Erik Otrísal

Personal information
- Full name: Erik Otrísal
- Date of birth: 28 June 1996 (age 30)
- Place of birth: Myjava, Slovakia
- Height: 1.83 m (6 ft 0 in)
- Position: Defender

Team information
- Current team: HS Kroměříž (on loan from Artis Brno)
- Number: 5

Youth career
- 2004–2014: Senica

Senior career*
- Years: Team / Apps / (Gls)
- 2014–2019: Senica / 42 / (0)
- 2016: → Topvar Topoľčany (loan)
- 2017: → Spartak Trnava B (loan) / 11 / (0)
- 2019–2020: Železiarne Podbrezová / 9 / (0)
- 2020: TJ Sokol Lanžhot
- 2021–: Artis Brno / 101 / (1)
- 2026–: → HS Kroměříž (loan) / 12 / (0)

International career
- 2013: Slovakia U17 / 1 / (0)

= Erik Otrísal =

Slovak footballer (born 1996)

Erik Otrísal (born 28 June 1996) is a Slovak professional footballer who plays as a defender for Czech National Football League club HS Kroměříž, on loan from Artis Brno.

==Club career==

Otrísal made his Fortuna Liga debut for Senica against Nitra on 31 May 2014. Having joined Senica at the age of 8, he was 17 years old on his debut and later became captain of the club.

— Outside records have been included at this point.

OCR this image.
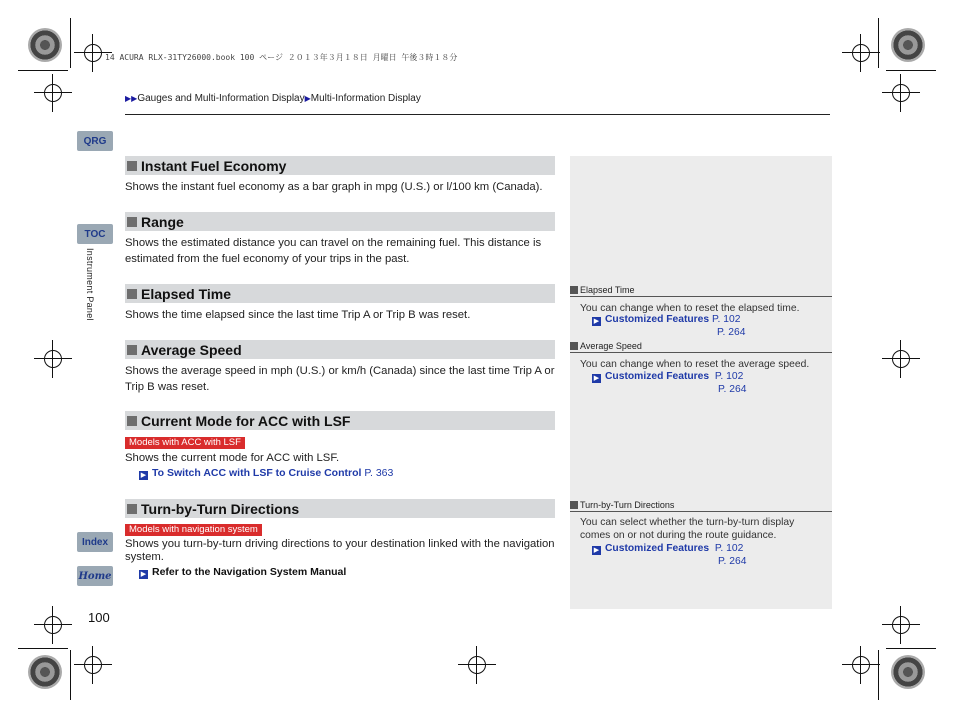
14 ACURA RLX-31TY26000.book 100 ページ ２０１３年３月１８日 月曜日 午後３時１８分
▶▶Gauges and Multi-Information Display▶Multi-Information Display
QRG
TOC
Instrument Panel
Index
Home
100
Instant Fuel Economy
Shows the instant fuel economy as a bar graph in mpg (U.S.) or l/100 km (Canada).
Range
Shows the estimated distance you can travel on the remaining fuel. This distance is estimated from the fuel economy of your trips in the past.
Elapsed Time
Shows the time elapsed since the last time Trip A or Trip B was reset.
Average Speed
Shows the average speed in mph (U.S.) or km/h (Canada) since the last time Trip A or Trip B was reset.
Current Mode for ACC with LSF
Models with ACC with LSF
Shows the current mode for ACC with LSF.
▶ To Switch ACC with LSF to Cruise Control P. 363
Turn-by-Turn Directions
Models with navigation system
Shows you turn-by-turn driving directions to your destination linked with the navigation system.
▶ Refer to the Navigation System Manual
Elapsed Time
You can change when to reset the elapsed time.
▶ Customized Features P. 102
P. 264
Average Speed
You can change when to reset the average speed.
▶ Customized Features P. 102
P. 264
Turn-by-Turn Directions
You can select whether the turn-by-turn display comes on or not during the route guidance.
▶ Customized Features P. 102
P. 264
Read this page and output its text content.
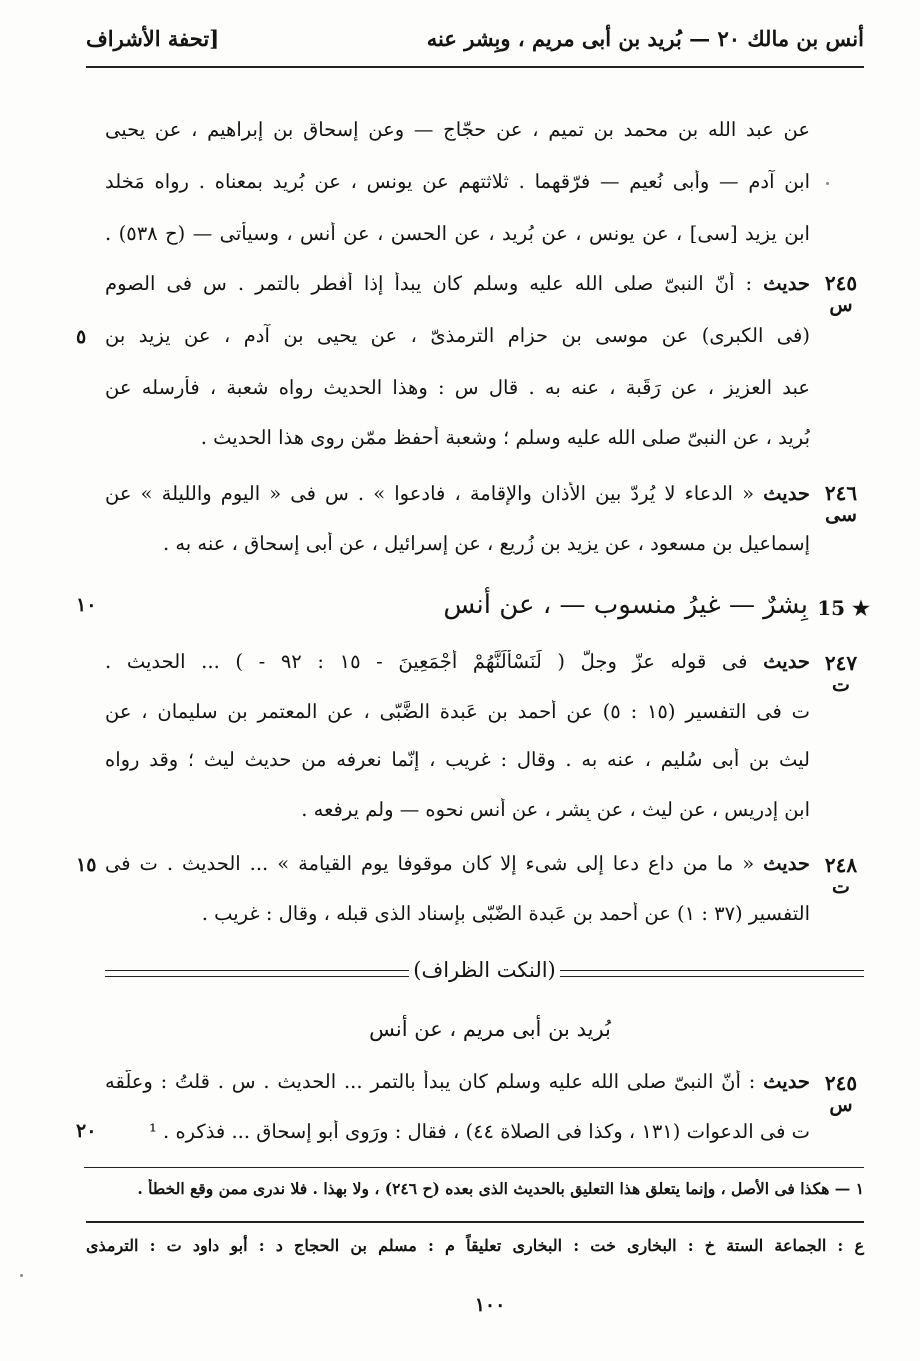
أنس بن مالك ٢٠ — بُريد بن أبى مريم ، وبِشر عنه
[تحفة الأشراف
عن عبد الله بن محمد بن تميم ، عن حجّاج — وعن إسحاق بن إبراهيم ، عن يحيى
ابن آدم — وأبى نُعيم — فرّقهما . ثلاثتهم عن يونس ، عن بُريد بمعناه . رواه مَخلد
ابن يزيد [سى] ، عن يونس ، عن بُريد ، عن الحسن ، عن أنس ، وسيأتى — (ح ٥٣٨) .
٢٤٥
س
حديث : أنّ النبىّ صلى الله عليه وسلم كان يبدأ إذا أفطر بالتمر . س فى الصوم
(فى الكبرى) عن موسى بن حزام الترمذىّ ، عن يحيى بن آدم ، عن يزيد بن
٥
عبد العزيز ، عن رَقَبة ، عنه به . قال س : وهذا الحديث رواه شعبة ، فأرسله عن
بُريد ، عن النبىّ صلى الله عليه وسلم ؛ وشعبة أحفظ ممّن روى هذا الحديث .
٢٤٦
سى
حديث « الدعاء لا يُردّ بين الأذان والإقامة ، فادعوا » . س فى « اليوم والليلة » عن
إسماعيل بن مسعود ، عن يزيد بن زُريع ، عن إسرائيل ، عن أبى إسحاق ، عنه به .
15 ★
بِشرٌ — غيرُ منسوب — ، عن أنس
١٠
٢٤٧
ت
حديث فى قوله عزّ وجلّ ( لَنَسْأَلَنَّهُمْ أَجْمَعِينَ - ١٥ : ٩٢ - ) ... الحديث .
ت فى التفسير (١٥ : ٥) عن أحمد بن عَبدة الضَّبّى ، عن المعتمر بن سليمان ، عن
ليث بن أبى سُليم ، عنه به . وقال : غريب ، إنّما نعرفه من حديث ليث ؛ وقد رواه
ابن إدريس ، عن ليث ، عن بِشر ، عن أنس نحوه — ولم يرفعه .
٢٤٨
ت
حديث « ما من داعٍ دعا إلى شىء إلا كان موقوفا يوم القيامة » ... الحديث . ت فى
١٥
التفسير (٣٧ : ١) عن أحمد بن عَبدة الضّبّى بإسناد الذى قبله ، وقال : غريب .
(النكت الظراف)
بُريد بن أبى مريم ، عن أنس
٢٤٥
س
حديث : أنّ النبىّ صلى الله عليه وسلم كان يبدأ بالتمر ... الحديث . س . قلتُ : وعلّقه
ت فى الدعوات (١٣١ ، وكذا فى الصلاة ٤٤) ، فقال : ورَوى أبو إسحاق ... فذكره . ¹
٢٠
١ — هكذا فى الأصل ، وإنما يتعلق هذا التعليق بالحديث الذى بعده (ح ٢٤٦) ، ولا بهذا . فلا ندرى ممن وقع الخطأ .
ع : الجماعة الستة خ : البخارى خت : البخارى تعليقاً م : مسلم بن الحجاج د : أبو داود ت : الترمذى
١٠٠
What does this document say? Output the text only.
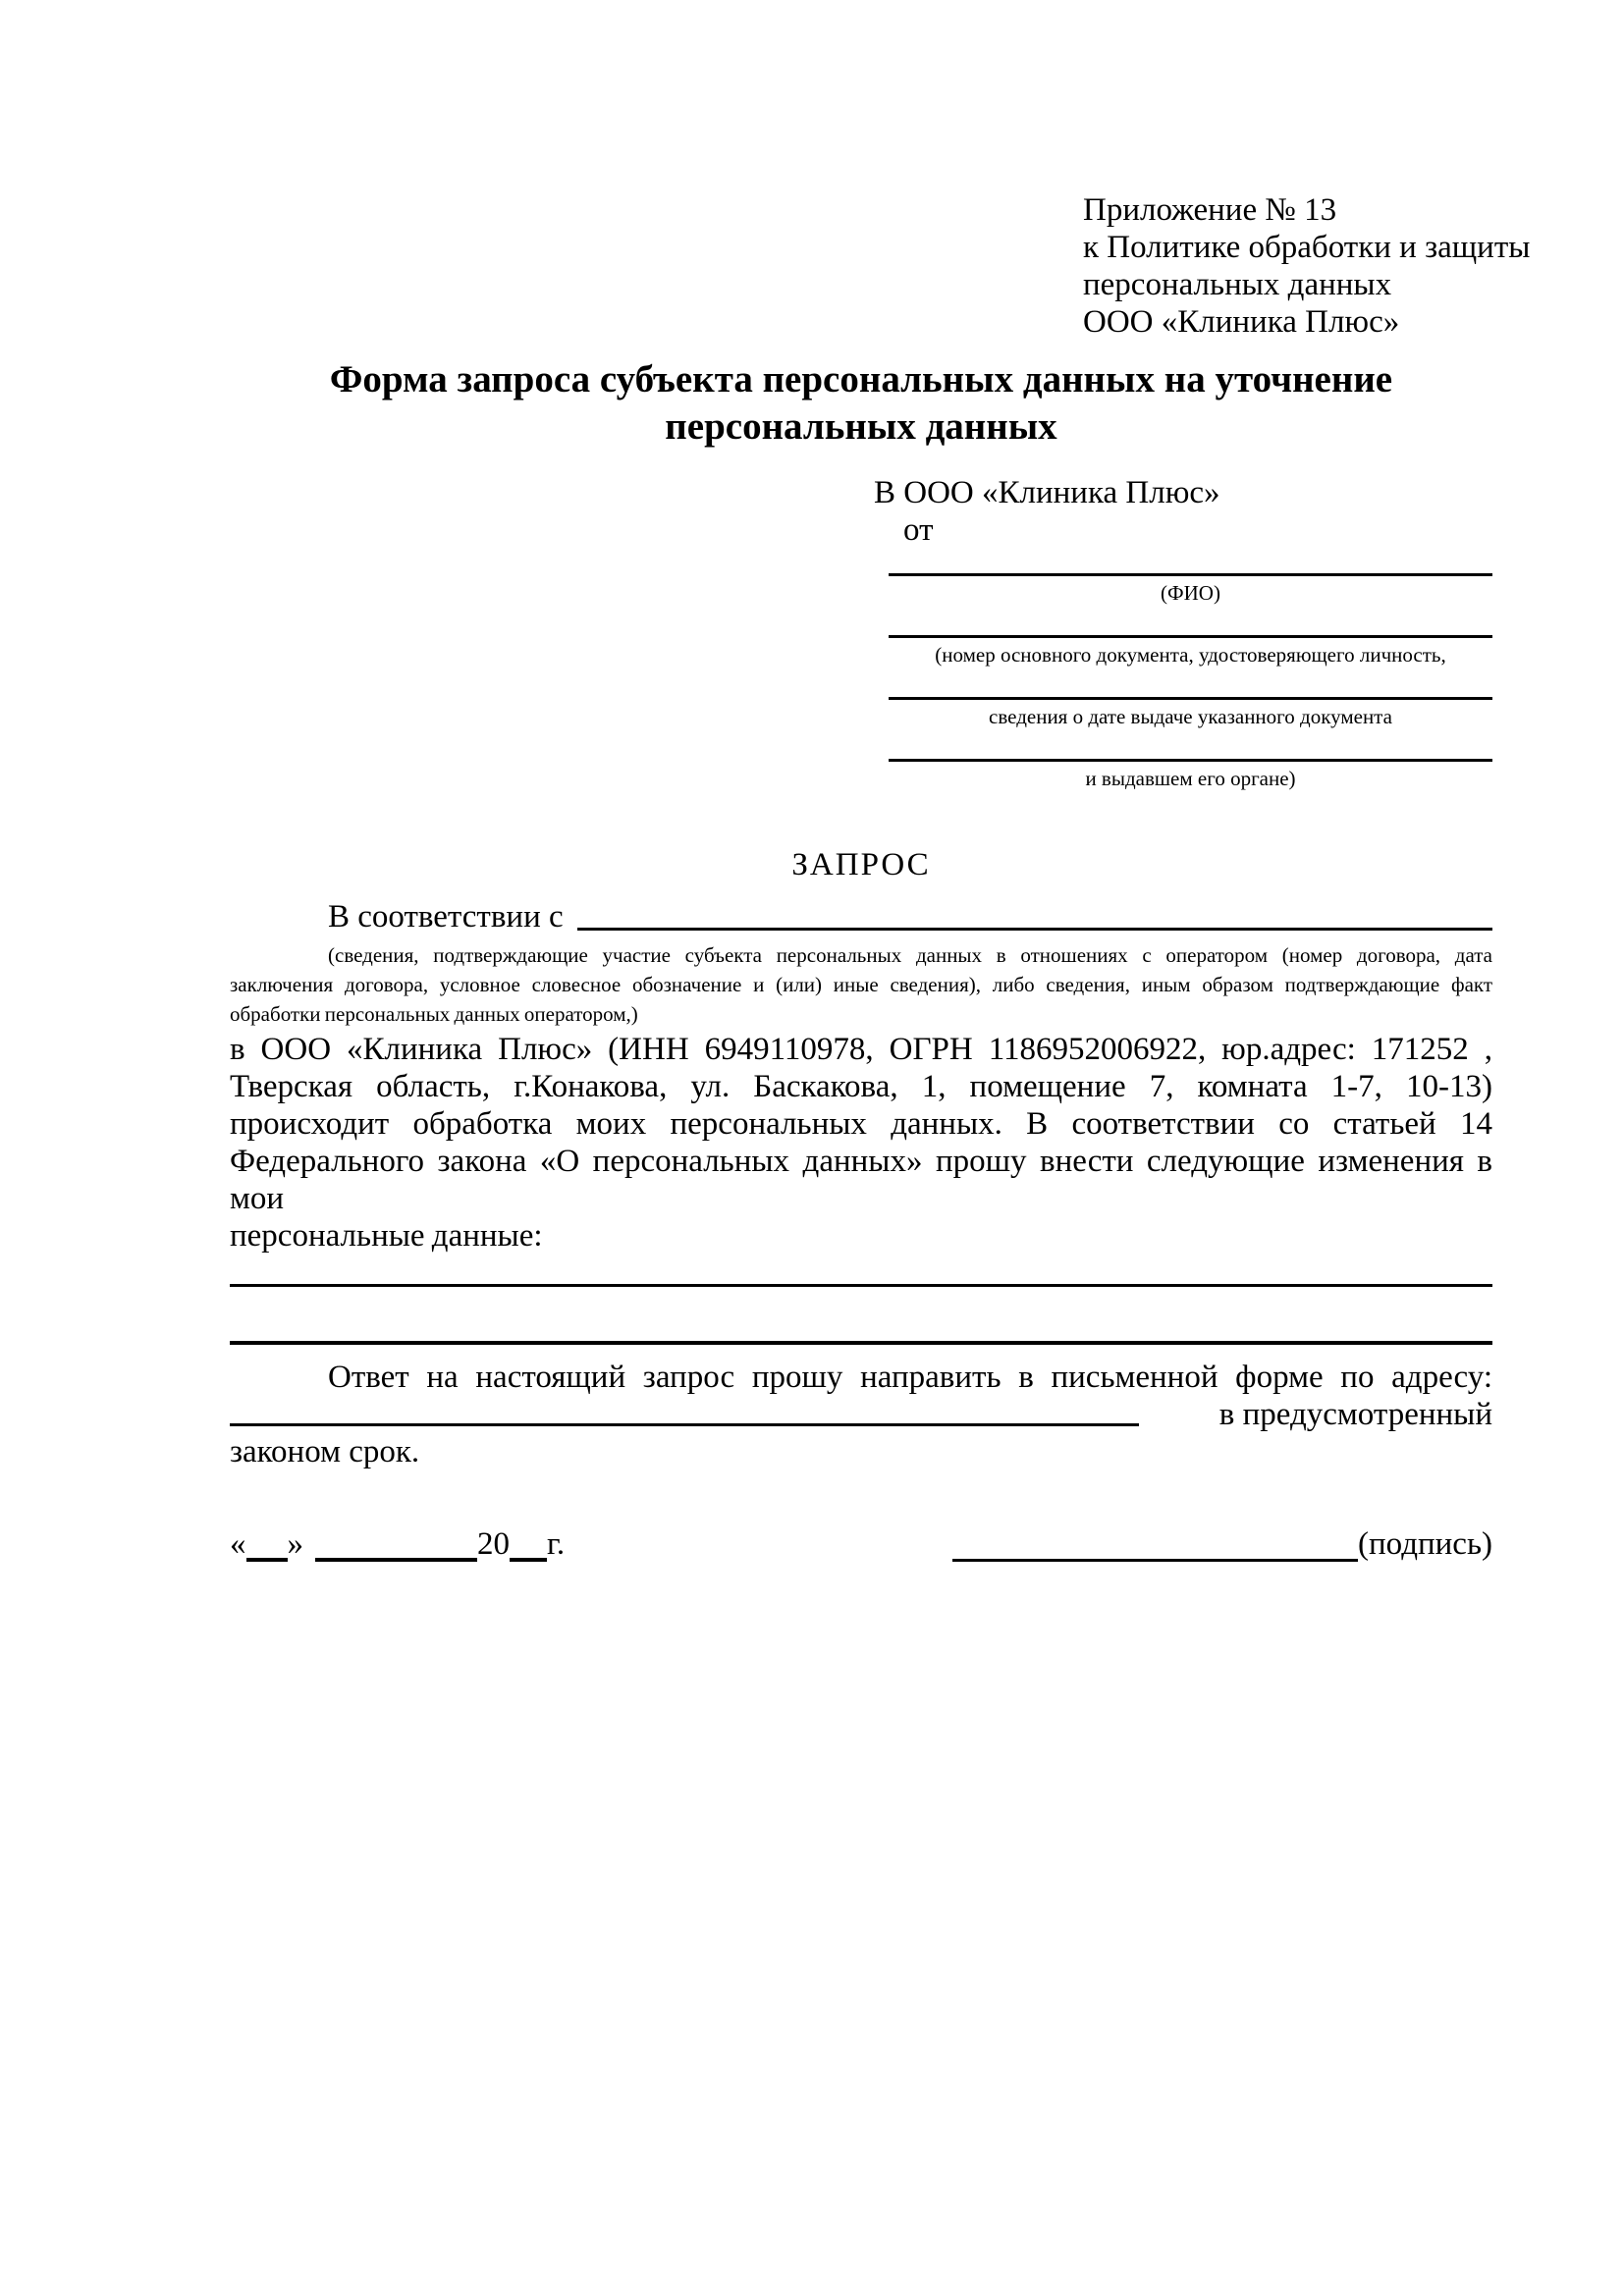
Приложение № 13
к Политике обработки и защиты
персональных данных
ООО «Клиника Плюс»
Форма запроса субъекта персональных данных на уточнение
персональных данных
В ООО «Клиника Плюс»
от
(ФИО)
(номер основного документа, удостоверяющего личность,
сведения о дате выдаче указанного документа
и выдавшем его органе)
ЗАПРОС
В соответствии с
(сведения, подтверждающие участие субъекта персональных данных в отношениях с оператором (номер договора, дата
заключения договора, условное словесное обозначение и (или) иные сведения), либо сведения, иным образом подтверждающие факт
обработки персональных данных оператором,)
в ООО «Клиника Плюс» (ИНН 6949110978, ОГРН 1186952006922, юр.адрес: 171252 ,
Тверская область, г.Конакова, ул. Баскакова, 1, помещение 7, комната 1-7, 10-13)
происходит обработка моих персональных данных. В соответствии со статьей 14
Федерального закона «О персональных данных» прошу внести следующие изменения в мои
персональные данные:
Ответ на настоящий запрос прошу направить в письменной форме по адресу:
в предусмотренный
законом срок.
« »	20 г.	(подпись)
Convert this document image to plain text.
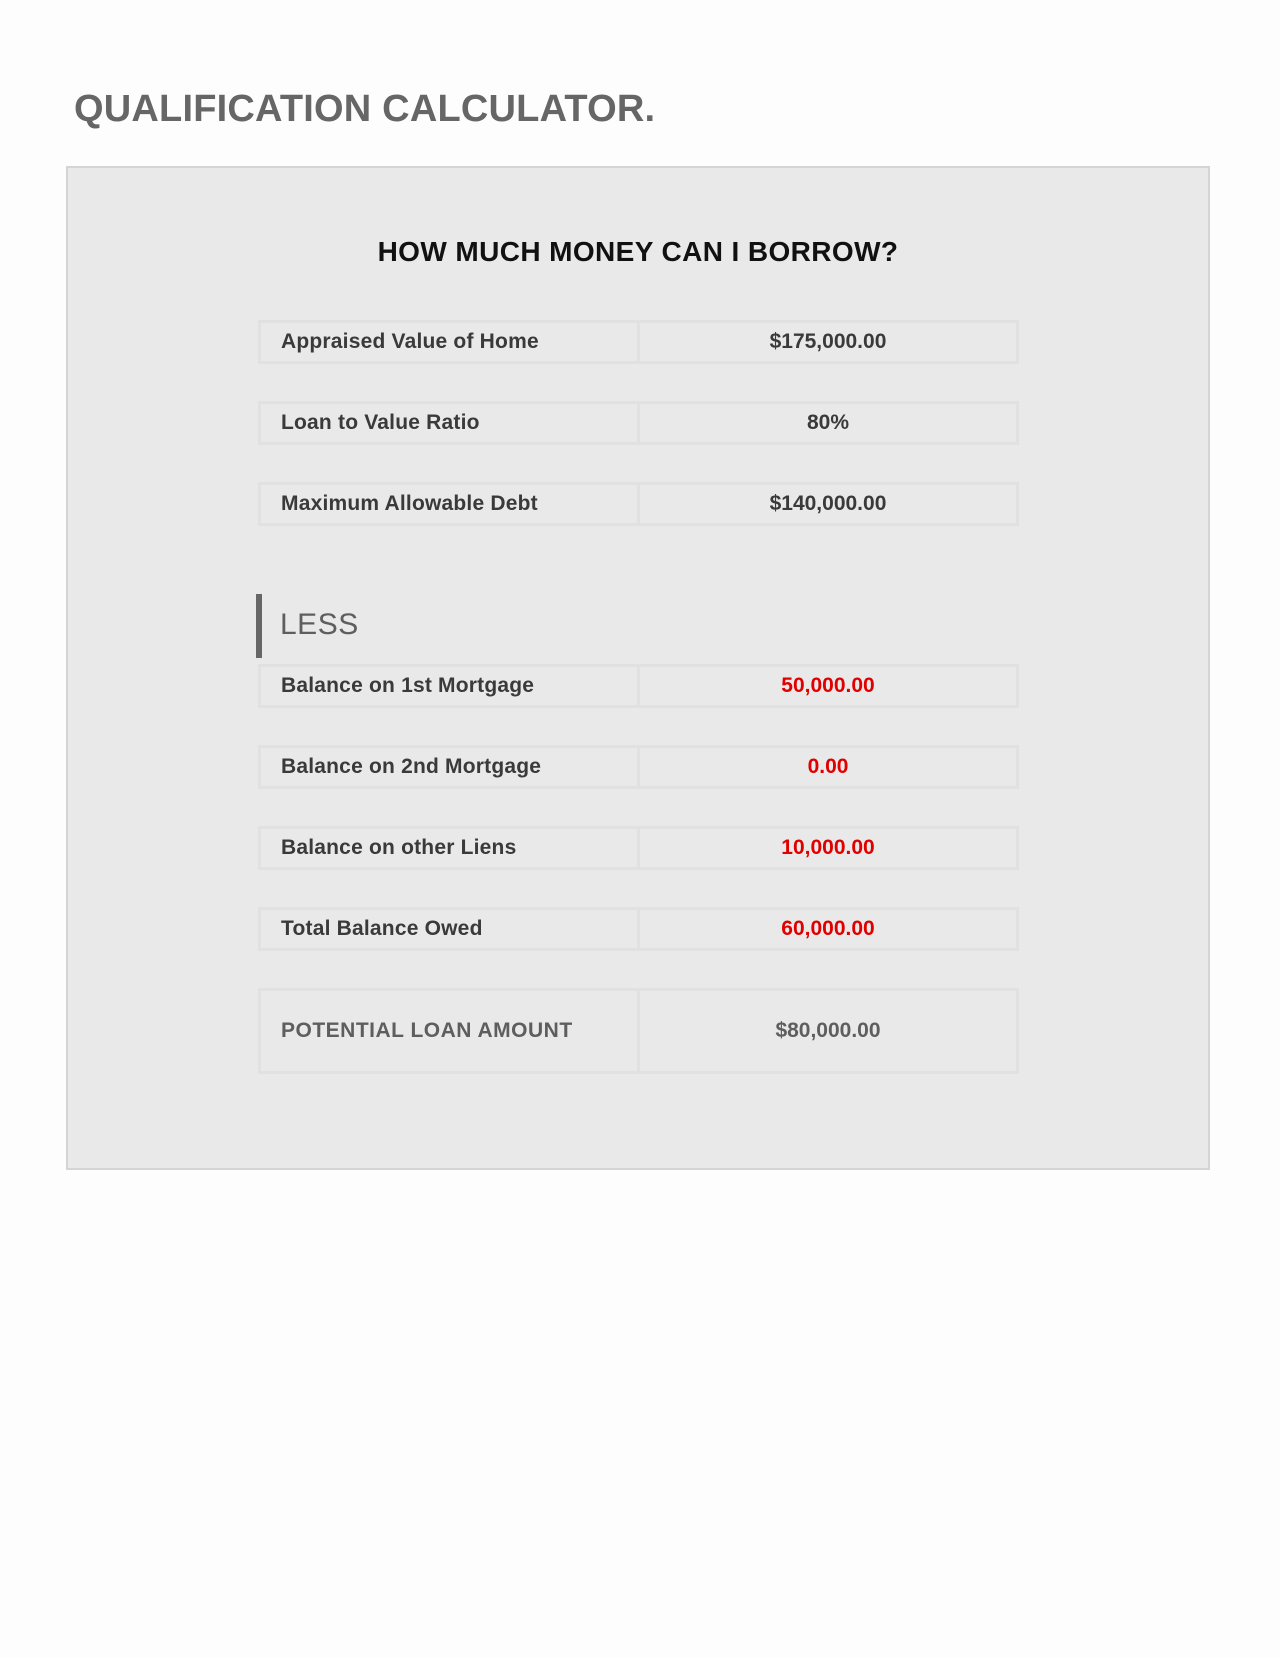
QUALIFICATION CALCULATOR.
HOW MUCH MONEY CAN I BORROW?
Appraised Value of Home	$175,000.00
Loan to Value Ratio	80%
Maximum Allowable Debt	$140,000.00
LESS
Balance on 1st Mortgage	50,000.00
Balance on 2nd Mortgage	0.00
Balance on other Liens	10,000.00
Total Balance Owed	60,000.00
POTENTIAL LOAN AMOUNT	$80,000.00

After the onset of the COVID-19 pandemic in Slovakia, he moved to the Czech Republic to play for TJ Sokol Lanžhot in the Czech Fourth Division. Otrísal joined Czech side SK Líšeň in 2021, playing there for five years until being loaned out for the second half of the 2025–26 Czech National Football League to HS Kroměříž.